Let's plug in the values of x in the given interval one by one and calculate the corresponding y-values.
For x = -2:
y = 2(-2)^2 + 9(-2) - 4
y = 2(4) - 18 - 4
y = 8 - 18 - 4
y = -14
For x = -1:
y = 2(-1)^2 + 9(-1) - 4
y = 2(1) - 9 - 4
y = 2 - 9 - 4
y = -11
For x = 0:
y = 2(0)^2 + 9(0) - 4
y = 0 + 0 - 4
y = -4
For x = 1:
y = 2(1)^2 + 9(1) - 4
y = 2 + 9 - 4
y = 7
For x = 2:
y = 2(2)^2 + 9(2) - 4
y = 2(4) + 18 - 4
y = 8 + 18 - 4
y = 22
So, for the function y = 2x^2 + 9x - 4, the corresponding y-values for x in the interval [-2, 2] are:
(-2, -14), (-1, -11), (0, -4), (1, 7), (2, 22).
Step 2: Find the y-values for the function y = -x^2 + 6x + 2 for x in the interval [-2, 2].
Similarly, let's evaluate the function at the given x-values.
For x = -2:
y = -(-2)^2 + 6(-2) + 2
y = -4 - 12 + 2
y = -14
For x = -1:
y = -(-1)^2 + 6(-1) + 2
y = -1 - 6 + 2
y = -5
For x = 0:
y = -(0)^2 + 6(0) + 2
y = 0 + 0 + 2
y = 2
For x = 1:
y = -(1)^2 + 6(1) + 2
y = -1 + 6 + 2
y = 7
For x = 2:
y = -(2)^2 + 6(2) + 2
y = -4 + 12 + 2
y = 10
So, for the function y = -x^2 + 6x + 2, the corresponding y-values for x in the interval [-2, 2] are:
(-2, -14), (-1, -5), (0, 2), (1, 7), (2, 10).
Now, we can compare the y-values for the two functions for each x-value in the interval [-2, 2]:
y-values for y = 2x^2 + 9x - 4: -14, -11, -4, 7, 22
y-values for y = -x^2 + 6x + 2: -14, -5, 2, 7, 10
Comparing the y-values, we can see that for each x-value in the interval [-2, 2], the y-values of the function y = 2x^2 + 9x - 4 are higher than the y-values of the function y = -x^2 + 6x + 2. Thus, y = 2x^2 + 9x - 4 is greater than y = -x^2 + 6x + 2 for x in the interval [-2, 2].

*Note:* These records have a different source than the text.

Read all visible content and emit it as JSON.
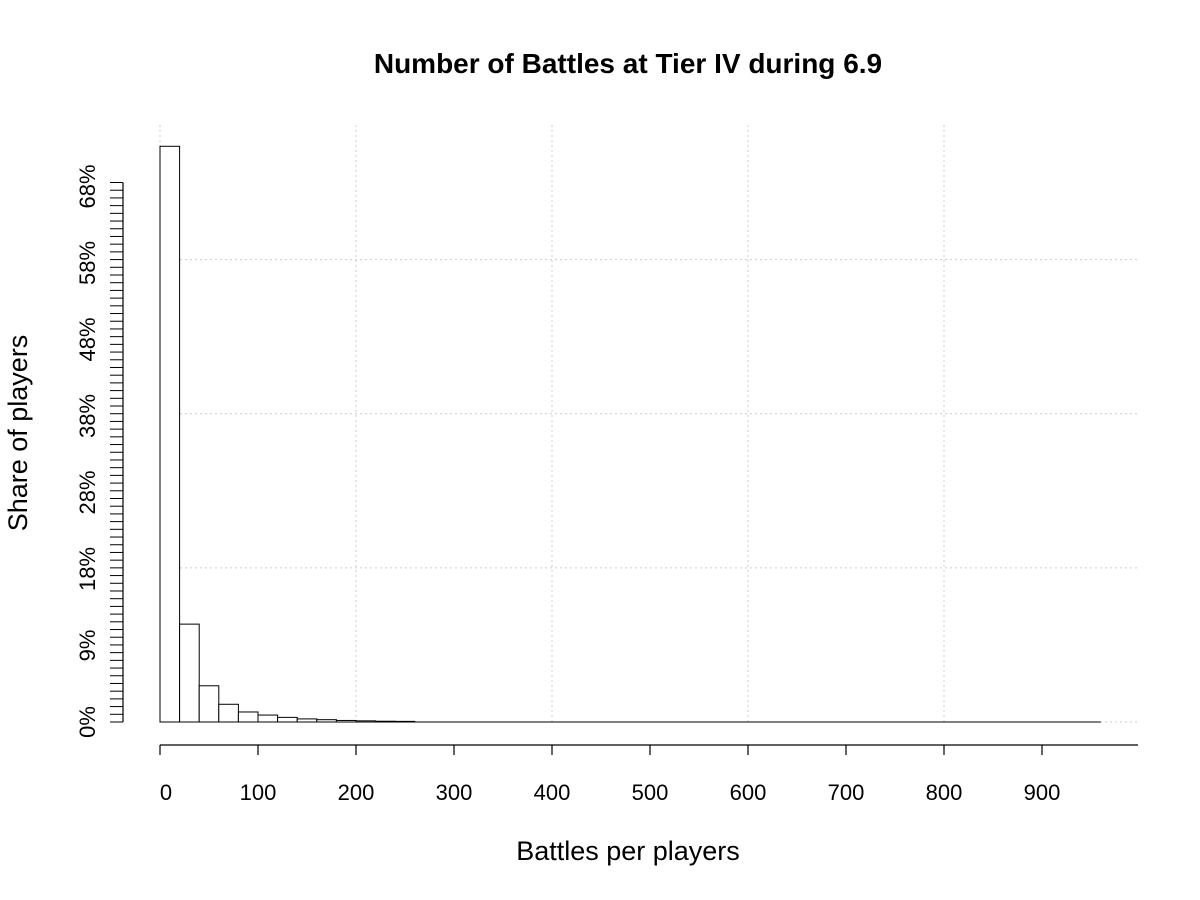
{
  "chart_data": {
    "type": "bar",
    "title": "Number of Battles at Tier IV during 6.9",
    "xlabel": "Battles per players",
    "ylabel": "Share of players",
    "x_ticks": [
      0,
      100,
      200,
      300,
      400,
      500,
      600,
      700,
      800,
      900
    ],
    "x_tick_labels": [
      "0",
      "100",
      "200",
      "300",
      "400",
      "500",
      "600",
      "700",
      "800",
      "900"
    ],
    "xlim": [
      0,
      1000
    ],
    "y_tick_labels": [
      "0%",
      "9%",
      "18%",
      "28%",
      "38%",
      "48%",
      "58%",
      "68%"
    ],
    "y_tick_values": [
      0.0,
      0.09,
      0.18,
      0.28,
      0.38,
      0.48,
      0.58,
      0.68
    ],
    "ylim": [
      0,
      0.75
    ],
    "bin_width": 20,
    "bin_starts": [
      0,
      20,
      40,
      60,
      80,
      100,
      120,
      140,
      160,
      180,
      200,
      220,
      240
    ],
    "values": [
      0.747,
      0.127,
      0.047,
      0.023,
      0.013,
      0.009,
      0.006,
      0.004,
      0.003,
      0.002,
      0.0015,
      0.001,
      0.0008
    ],
    "x_max_data": 960,
    "grid": true
  }
}
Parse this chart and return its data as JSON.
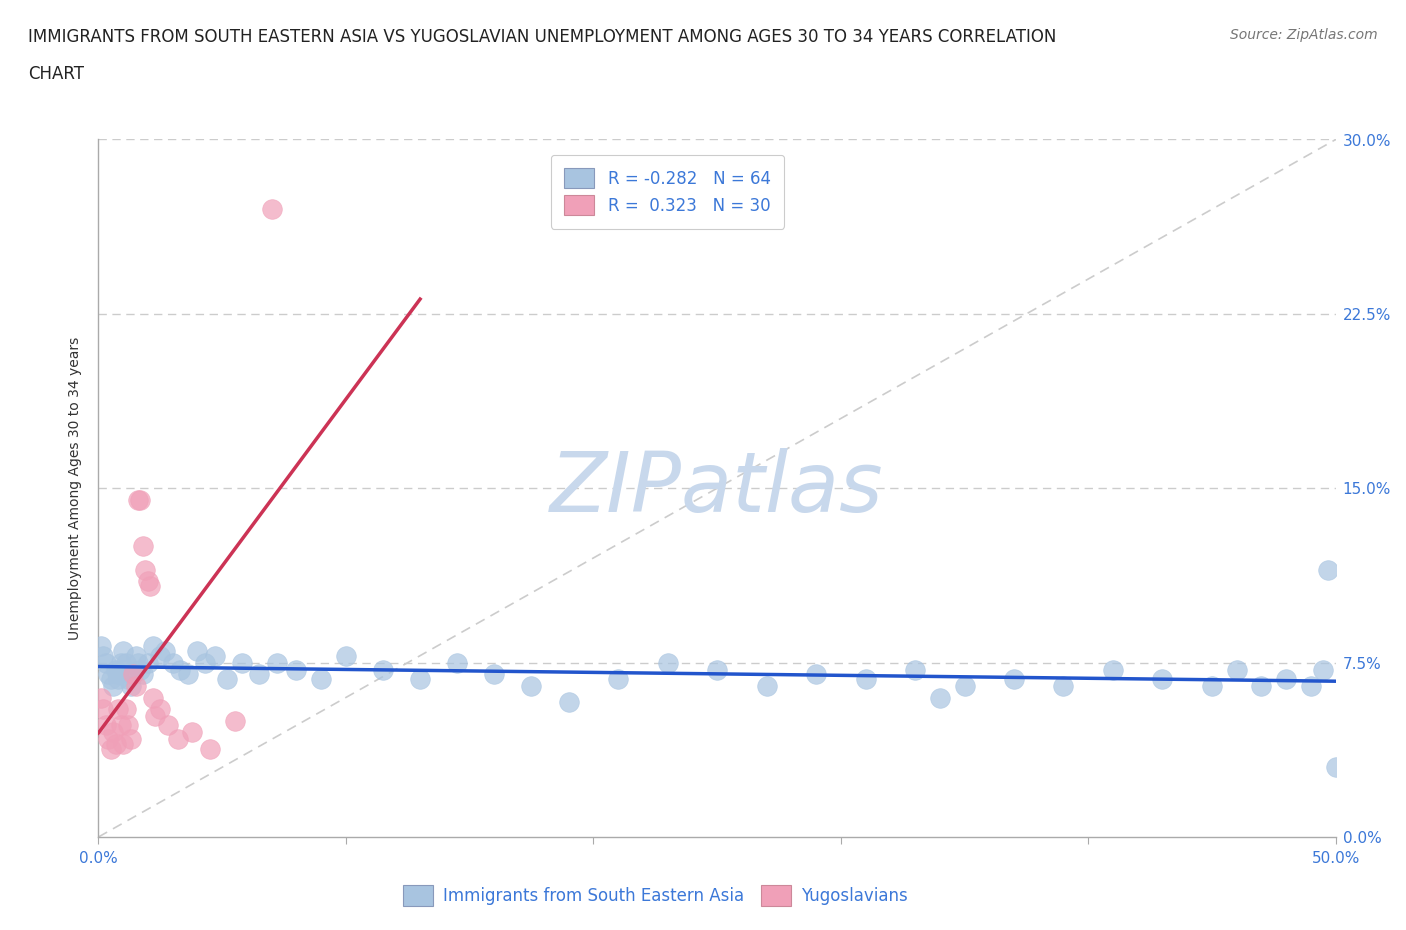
{
  "title_line1": "IMMIGRANTS FROM SOUTH EASTERN ASIA VS YUGOSLAVIAN UNEMPLOYMENT AMONG AGES 30 TO 34 YEARS CORRELATION",
  "title_line2": "CHART",
  "source": "Source: ZipAtlas.com",
  "ylabel": "Unemployment Among Ages 30 to 34 years",
  "watermark": "ZIPatlas",
  "legend_entries": [
    {
      "label": "Immigrants from South Eastern Asia",
      "color": "#aec6e8",
      "R": "-0.282",
      "N": "64"
    },
    {
      "label": "Yugoslavians",
      "color": "#f4a7b9",
      "R": "0.323",
      "N": "30"
    }
  ],
  "blue_scatter_x": [
    0.001,
    0.002,
    0.003,
    0.004,
    0.005,
    0.006,
    0.007,
    0.008,
    0.008,
    0.009,
    0.01,
    0.01,
    0.011,
    0.012,
    0.013,
    0.014,
    0.015,
    0.016,
    0.017,
    0.018,
    0.02,
    0.022,
    0.025,
    0.027,
    0.03,
    0.033,
    0.036,
    0.04,
    0.043,
    0.047,
    0.052,
    0.058,
    0.065,
    0.072,
    0.08,
    0.09,
    0.1,
    0.115,
    0.13,
    0.145,
    0.16,
    0.175,
    0.19,
    0.21,
    0.23,
    0.25,
    0.27,
    0.29,
    0.31,
    0.33,
    0.35,
    0.37,
    0.39,
    0.41,
    0.43,
    0.45,
    0.46,
    0.47,
    0.48,
    0.49,
    0.495,
    0.497,
    0.34,
    0.5
  ],
  "blue_scatter_y": [
    0.082,
    0.078,
    0.075,
    0.07,
    0.068,
    0.065,
    0.072,
    0.07,
    0.068,
    0.075,
    0.08,
    0.072,
    0.075,
    0.068,
    0.065,
    0.07,
    0.078,
    0.075,
    0.072,
    0.07,
    0.075,
    0.082,
    0.078,
    0.08,
    0.075,
    0.072,
    0.07,
    0.08,
    0.075,
    0.078,
    0.068,
    0.075,
    0.07,
    0.075,
    0.072,
    0.068,
    0.078,
    0.072,
    0.068,
    0.075,
    0.07,
    0.065,
    0.058,
    0.068,
    0.075,
    0.072,
    0.065,
    0.07,
    0.068,
    0.072,
    0.065,
    0.068,
    0.065,
    0.072,
    0.068,
    0.065,
    0.072,
    0.065,
    0.068,
    0.065,
    0.072,
    0.115,
    0.06,
    0.03
  ],
  "pink_scatter_x": [
    0.001,
    0.002,
    0.003,
    0.004,
    0.005,
    0.006,
    0.007,
    0.008,
    0.009,
    0.01,
    0.011,
    0.012,
    0.013,
    0.014,
    0.015,
    0.016,
    0.017,
    0.018,
    0.019,
    0.02,
    0.021,
    0.022,
    0.023,
    0.025,
    0.028,
    0.032,
    0.038,
    0.045,
    0.055,
    0.07
  ],
  "pink_scatter_y": [
    0.06,
    0.055,
    0.048,
    0.042,
    0.038,
    0.045,
    0.04,
    0.055,
    0.048,
    0.04,
    0.055,
    0.048,
    0.042,
    0.07,
    0.065,
    0.145,
    0.145,
    0.125,
    0.115,
    0.11,
    0.108,
    0.06,
    0.052,
    0.055,
    0.048,
    0.042,
    0.045,
    0.038,
    0.05,
    0.27
  ],
  "xlim": [
    0,
    0.5
  ],
  "ylim": [
    0,
    0.3
  ],
  "xtick_pos": [
    0.0,
    0.1,
    0.2,
    0.3,
    0.4,
    0.5
  ],
  "ytick_pos": [
    0.0,
    0.075,
    0.15,
    0.225,
    0.3
  ],
  "ytick_labels_right": [
    "0.0%",
    "7.5%",
    "15.0%",
    "22.5%",
    "30.0%"
  ],
  "xtick_labels": [
    "0.0%",
    "",
    "",
    "",
    "",
    "50.0%"
  ],
  "blue_line_color": "#2255cc",
  "pink_line_color": "#cc3355",
  "dashed_line_color": "#cccccc",
  "background_color": "#ffffff",
  "scatter_blue_color": "#a8c4e0",
  "scatter_pink_color": "#f0a0b8",
  "scatter_edge_blue": "#a8c4e0",
  "scatter_edge_pink": "#f0a0b8",
  "title_fontsize": 12,
  "axis_label_fontsize": 10,
  "tick_fontsize": 11,
  "legend_fontsize": 12,
  "watermark_fontsize": 60,
  "watermark_color": "#c8d8ec",
  "source_fontsize": 10
}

To find the values of y for the given equations within the range of x from -2 to 2, we can substitute the values of x into the equations one by one and calculate the corresponding values of y.
Let's start with the first equation: y = 2x^2 + 9x - 4.
For x = -2:
y = 2(-2)^2 + 9(-2) - 4
y = 8 - 18 - 4
y = -14
For x = -1:
y = 2(-1)^2 + 9(-1) - 4
y = 2 - 9 - 4
y = -11
For x = 0:
y = 2(0)^2 + 9(0) - 4
y = 0 + 0 - 4
y = -4
For x = 1:
y = 2(1)^2 + 9(1) - 4
y = 2 + 9 - 4
y = 7
For x = 2:
y = 2(2)^2 + 9(2) - 4
y = 8 + 18 - 4
y = 22
Now, let's move on to the second equation: y = -x^2 + 6x + 2.
For x = -2:
y = -(-2)^2 + 6(-2) + 2
y = -4 - 12 + 2
y = -14
For x = -1:
y = -(-1)^2 + 6(-1) + 2
y = -1 - 6 + 2
y = -5
For x = 0:
y = -(0)^2 + 6(0) + 2
y = 0 + 0 + 2
y = 2
For x = 1:
y = -(1)^2 + 6(1) + 2
y = -1 + 6 + 2
y = 7
For x = 2:
y = -(2)^2 + 6(2) + 2
y = -4 + 12 + 2
y = 10
Therefore, the values of y for the first equation y = 2x^2 + 9x - 4, and the second equation y = -x^2 + 6x + 2, within the range of x from -2 to 2 are:
(-2, -14), (-1, -11), (0, -4), (1, 7), and (2, 22) for the first equation,
and
(-2, -14), (-1, -5), (0, 2), (1, 7), and (2, 10) for the second equation.